River Flat, 1979
River Flat, 1979
Although River Flat lacks the locational markers in the title common to most of Bensemann’s titled landscapes, it is undoubtedly a Takaka Valley painting as the distinctive hill forms recur in several other works, including the two entitled East Takaka: 1969 and 1979.* The central ‘hog back’ ridge in particular is so distinctive it is readily recognisable. A number of features render this particular painting unique, however. The first is the striking variety of colour in the hill forms: yellow-brown, yellow-green and blue green. Generally speaking, Bensemann opts for a single dominant colour in his hill landscapes.
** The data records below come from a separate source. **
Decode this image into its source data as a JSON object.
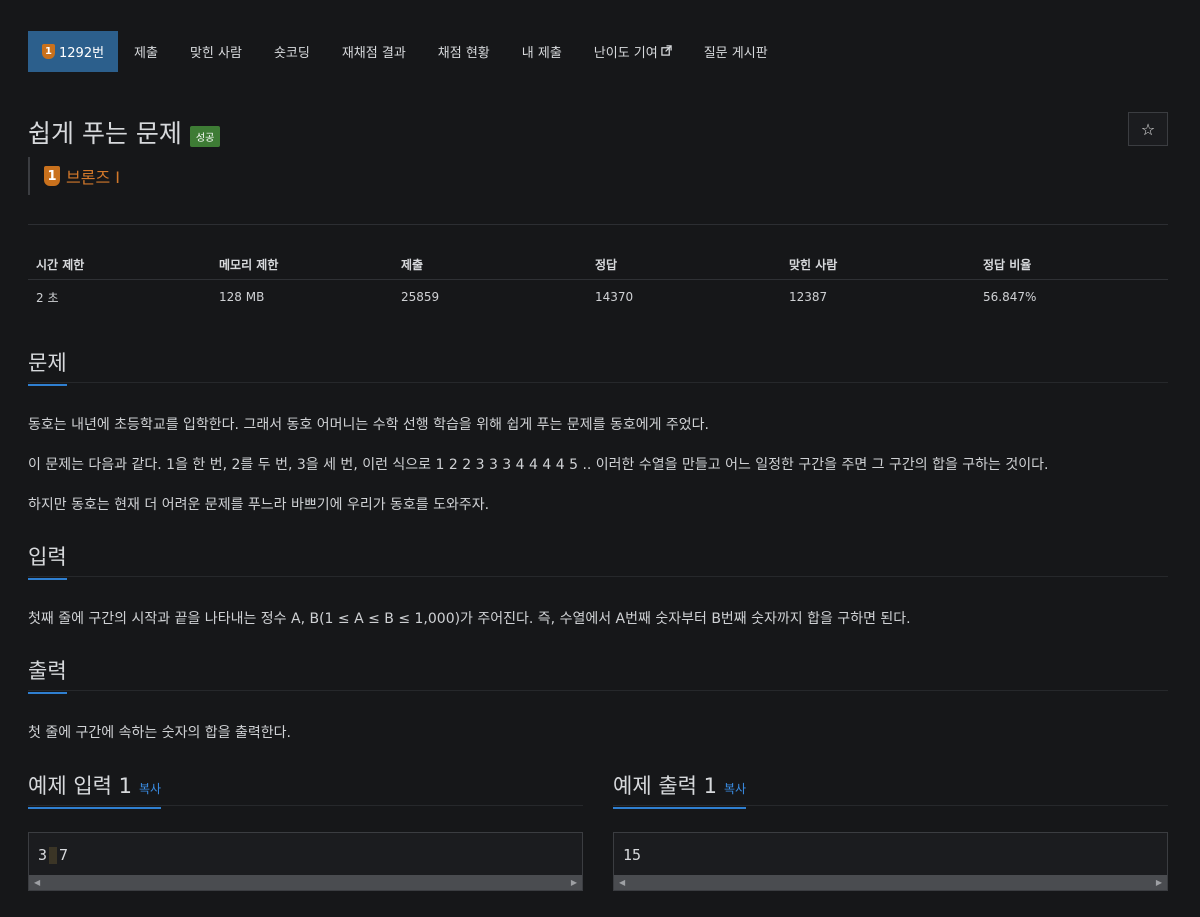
{
  "tabs": [
    {
      "label": "1292번",
      "active": true,
      "tier": "1"
    },
    {
      "label": "제출"
    },
    {
      "label": "맞힌 사람"
    },
    {
      "label": "숏코딩"
    },
    {
      "label": "재채점 결과"
    },
    {
      "label": "채점 현황"
    },
    {
      "label": "내 제출"
    },
    {
      "label": "난이도 기여",
      "external": true
    },
    {
      "label": "질문 게시판"
    }
  ],
  "problem": {
    "title": "쉽게 푸는 문제",
    "status_badge": "성공",
    "tier_number": "1",
    "tier_name": "브론즈 I",
    "star_icon": "☆"
  },
  "stats": {
    "headers": [
      "시간 제한",
      "메모리 제한",
      "제출",
      "정답",
      "맞힌 사람",
      "정답 비율"
    ],
    "values": [
      "2 초",
      "128 MB",
      "25859",
      "14370",
      "12387",
      "56.847%"
    ]
  },
  "sections": {
    "problem_heading": "문제",
    "problem_lines": [
      "동호는 내년에 초등학교를 입학한다. 그래서 동호 어머니는 수학 선행 학습을 위해 쉽게 푸는 문제를 동호에게 주었다.",
      "이 문제는 다음과 같다. 1을 한 번, 2를 두 번, 3을 세 번, 이런 식으로 1 2 2 3 3 3 4 4 4 4 5 .. 이러한 수열을 만들고 어느 일정한 구간을 주면 그 구간의 합을 구하는 것이다.",
      "하지만 동호는 현재 더 어려운 문제를 푸느라 바쁘기에 우리가 동호를 도와주자."
    ],
    "input_heading": "입력",
    "input_text": "첫째 줄에 구간의 시작과 끝을 나타내는 정수 A, B(1 ≤ A ≤ B ≤ 1,000)가 주어진다. 즉, 수열에서 A번째 숫자부터 B번째 숫자까지 합을 구하면 된다.",
    "output_heading": "출력",
    "output_text": "첫 줄에 구간에 속하는 숫자의 합을 출력한다."
  },
  "samples": {
    "input_heading": "예제 입력 1",
    "output_heading": "예제 출력 1",
    "copy_label": "복사",
    "input_left": "3",
    "input_right": "7",
    "output_value": "15",
    "scroll_left": "◀",
    "scroll_right": "▶"
  },
  "colors": {
    "background": "#161719",
    "tab_active": "#2c5f8c",
    "tier_bronze": "#c9711d",
    "success_badge": "#3e7c35",
    "heading_underline": "#2f7fd0",
    "link": "#3a8ee6"
  }
}
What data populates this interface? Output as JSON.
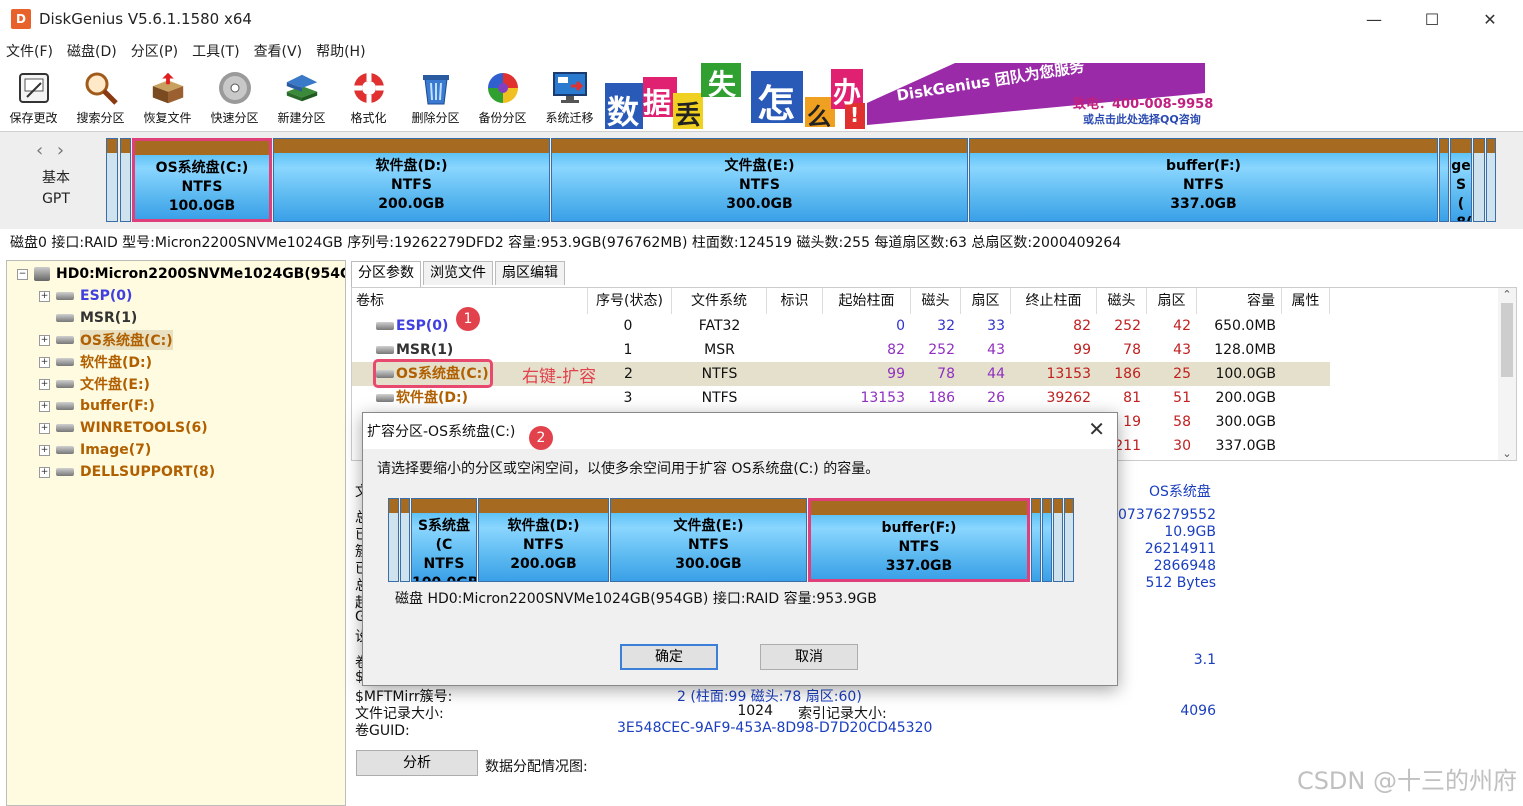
{
  "window": {
    "title": "DiskGenius V5.6.1.1580 x64",
    "logo": "D",
    "controls": [
      "—",
      "☐",
      "✕"
    ]
  },
  "menu": [
    "文件(F)",
    "磁盘(D)",
    "分区(P)",
    "工具(T)",
    "查看(V)",
    "帮助(H)"
  ],
  "toolbar": [
    {
      "label": "保存更改",
      "icon": "save-icon"
    },
    {
      "label": "搜索分区",
      "icon": "magnifier-icon"
    },
    {
      "label": "恢复文件",
      "icon": "restore-box-icon"
    },
    {
      "label": "快速分区",
      "icon": "disc-icon"
    },
    {
      "label": "新建分区",
      "icon": "layers-icon"
    },
    {
      "label": "格式化",
      "icon": "lifebuoy-icon"
    },
    {
      "label": "删除分区",
      "icon": "trash-icon"
    },
    {
      "label": "备份分区",
      "icon": "pie-chart-icon"
    },
    {
      "label": "系统迁移",
      "icon": "monitor-icon"
    }
  ],
  "banner": {
    "chars": [
      "数",
      "据",
      "丢",
      "失",
      "怎",
      "么",
      "办",
      "!"
    ],
    "slogan": "DiskGenius 团队为您服务",
    "phone": "致电：400-008-9958",
    "qq": "或点击此处选择QQ咨询"
  },
  "diskmap": {
    "type_line1": "基本",
    "type_line2": "GPT",
    "partitions": [
      {
        "name": "OS系统盘(C:)",
        "fs": "NTFS",
        "size": "100.0GB"
      },
      {
        "name": "软件盘(D:)",
        "fs": "NTFS",
        "size": "200.0GB"
      },
      {
        "name": "文件盘(E:)",
        "fs": "NTFS",
        "size": "300.0GB"
      },
      {
        "name": "buffer(F:)",
        "fs": "NTFS",
        "size": "337.0GB"
      },
      {
        "name": "ge",
        "fs": "S (",
        "size": ".8("
      }
    ]
  },
  "diskinfo": "磁盘0 接口:RAID  型号:Micron2200SNVMe1024GB  序列号:19262279DFD2  容量:953.9GB(976762MB)  柱面数:124519  磁头数:255  每道扇区数:63  总扇区数:2000409264",
  "tree": {
    "root": "HD0:Micron2200SNVMe1024GB(954G",
    "items": [
      {
        "label": "ESP(0)",
        "color": "#4040e0"
      },
      {
        "label": "MSR(1)",
        "color": "#333333"
      },
      {
        "label": "OS系统盘(C:)",
        "color": "#b06000"
      },
      {
        "label": "软件盘(D:)",
        "color": "#b06000"
      },
      {
        "label": "文件盘(E:)",
        "color": "#b06000"
      },
      {
        "label": "buffer(F:)",
        "color": "#b06000"
      },
      {
        "label": "WINRETOOLS(6)",
        "color": "#b06000"
      },
      {
        "label": "Image(7)",
        "color": "#b06000"
      },
      {
        "label": "DELLSUPPORT(8)",
        "color": "#b06000"
      }
    ]
  },
  "tabs": [
    "分区参数",
    "浏览文件",
    "扇区编辑"
  ],
  "partlist": {
    "headers": [
      "卷标",
      "序号(状态)",
      "文件系统",
      "标识",
      "起始柱面",
      "磁头",
      "扇区",
      "终止柱面",
      "磁头",
      "扇区",
      "容量",
      "属性"
    ],
    "rows": [
      {
        "label": "ESP(0)",
        "color": "#4040e0",
        "idx": "0",
        "fs": "FAT32",
        "sc": "0",
        "sh": "32",
        "ss": "33",
        "ec": "82",
        "eh": "252",
        "es": "42",
        "cap": "650.0MB"
      },
      {
        "label": "MSR(1)",
        "color": "#333333",
        "idx": "1",
        "fs": "MSR",
        "sc": "82",
        "sh": "252",
        "ss": "43",
        "ec": "99",
        "eh": "78",
        "es": "43",
        "cap": "128.0MB"
      },
      {
        "label": "OS系统盘(C:)",
        "color": "#b06000",
        "idx": "2",
        "fs": "NTFS",
        "sc": "99",
        "sh": "78",
        "ss": "44",
        "ec": "13153",
        "eh": "186",
        "es": "25",
        "cap": "100.0GB"
      },
      {
        "label": "软件盘(D:)",
        "color": "#b06000",
        "idx": "3",
        "fs": "NTFS",
        "sc": "13153",
        "sh": "186",
        "ss": "26",
        "ec": "39262",
        "eh": "81",
        "es": "51",
        "cap": "200.0GB"
      },
      {
        "label": "",
        "color": "#b06000",
        "idx": "",
        "fs": "",
        "sc": "",
        "sh": "",
        "ss": "",
        "ec": "",
        "eh": "19",
        "es": "58",
        "cap": "300.0GB"
      },
      {
        "label": "",
        "color": "#b06000",
        "idx": "",
        "fs": "",
        "sc": "",
        "sh": "",
        "ss": "",
        "ec": "",
        "eh": "211",
        "es": "30",
        "cap": "337.0GB"
      }
    ]
  },
  "infopanel": {
    "vol_name": "OS系统盘",
    "values": [
      "07376279552",
      "10.9GB",
      "26214911",
      "2866948",
      "512 Bytes"
    ],
    "version": "3.1",
    "mftmirr_label": "$MFTMirr簇号:",
    "mftmirr_value": "2 (柱面:99 磁头:78 扇区:60)",
    "filerec_label": "文件记录大小:",
    "filerec_value": "1024",
    "index_label": "索引记录大小:",
    "index_value": "4096",
    "guid_label": "卷GUID:",
    "guid_value": "3E548CEC-9AF9-453A-8D98-D7D20CD45320",
    "analyze_button": "分析",
    "alloc_label": "数据分配情况图:",
    "left_chars": [
      "文",
      "总",
      "已",
      "簇",
      "已",
      "总",
      "起",
      "G",
      "设",
      "卷",
      "$"
    ]
  },
  "dialog": {
    "title": "扩容分区-OS系统盘(C:)",
    "message": "请选择要缩小的分区或空闲空间，以使多余空间用于扩容 OS系统盘(C:) 的容量。",
    "partitions": [
      {
        "name": "S系统盘(C",
        "fs": "NTFS",
        "size": "100.0GB"
      },
      {
        "name": "软件盘(D:)",
        "fs": "NTFS",
        "size": "200.0GB"
      },
      {
        "name": "文件盘(E:)",
        "fs": "NTFS",
        "size": "300.0GB"
      },
      {
        "name": "buffer(F:)",
        "fs": "NTFS",
        "size": "337.0GB"
      }
    ],
    "diskinfo": "磁盘 HD0:Micron2200SNVMe1024GB(954GB)  接口:RAID  容量:953.9GB",
    "ok": "确定",
    "cancel": "取消"
  },
  "annotations": {
    "badge1": "1",
    "badge2": "2",
    "text": "右键-扩容"
  },
  "watermark": "CSDN @十三的州府"
}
The second is the presence of the hay-shed in the right foreground. Normally, like Colin McCahon (and unlike, say, Doris Lusk), Bensemann strips his landscapes of most signs of the human. There are exceptions, such as the road in Untitled (East Road, Takaka) discussed above, or the miniscule houses visible in Burning Hills, Takaka (1973) or Morning, Takaka (1977),** but this substantial shed with its rusted corrugated iron roof and the hay spilling out its door is most unusual (though note the presence of a barn in Canterbury Landscape, 1944). The third unusual feature is the presence of kahikatea (white pine) on the river flat; I know of no other painting in which these trees are depicted. Also visible are a few of the totara trees which are common in Bensemann’s Takaka paintings, such as the East Takaka paintings mentioned earlier. River Flat, first exhibited in Bensemann’s 1979 exhibition at Brooke Gifford Gallery is a beautifully composed and well-integrated painting, its variable colour and homely hay-shed making it somewhat less formidable and monumental than the more typical renditions of Takaka scenes that so richly characterise the latter part of his distinguished career.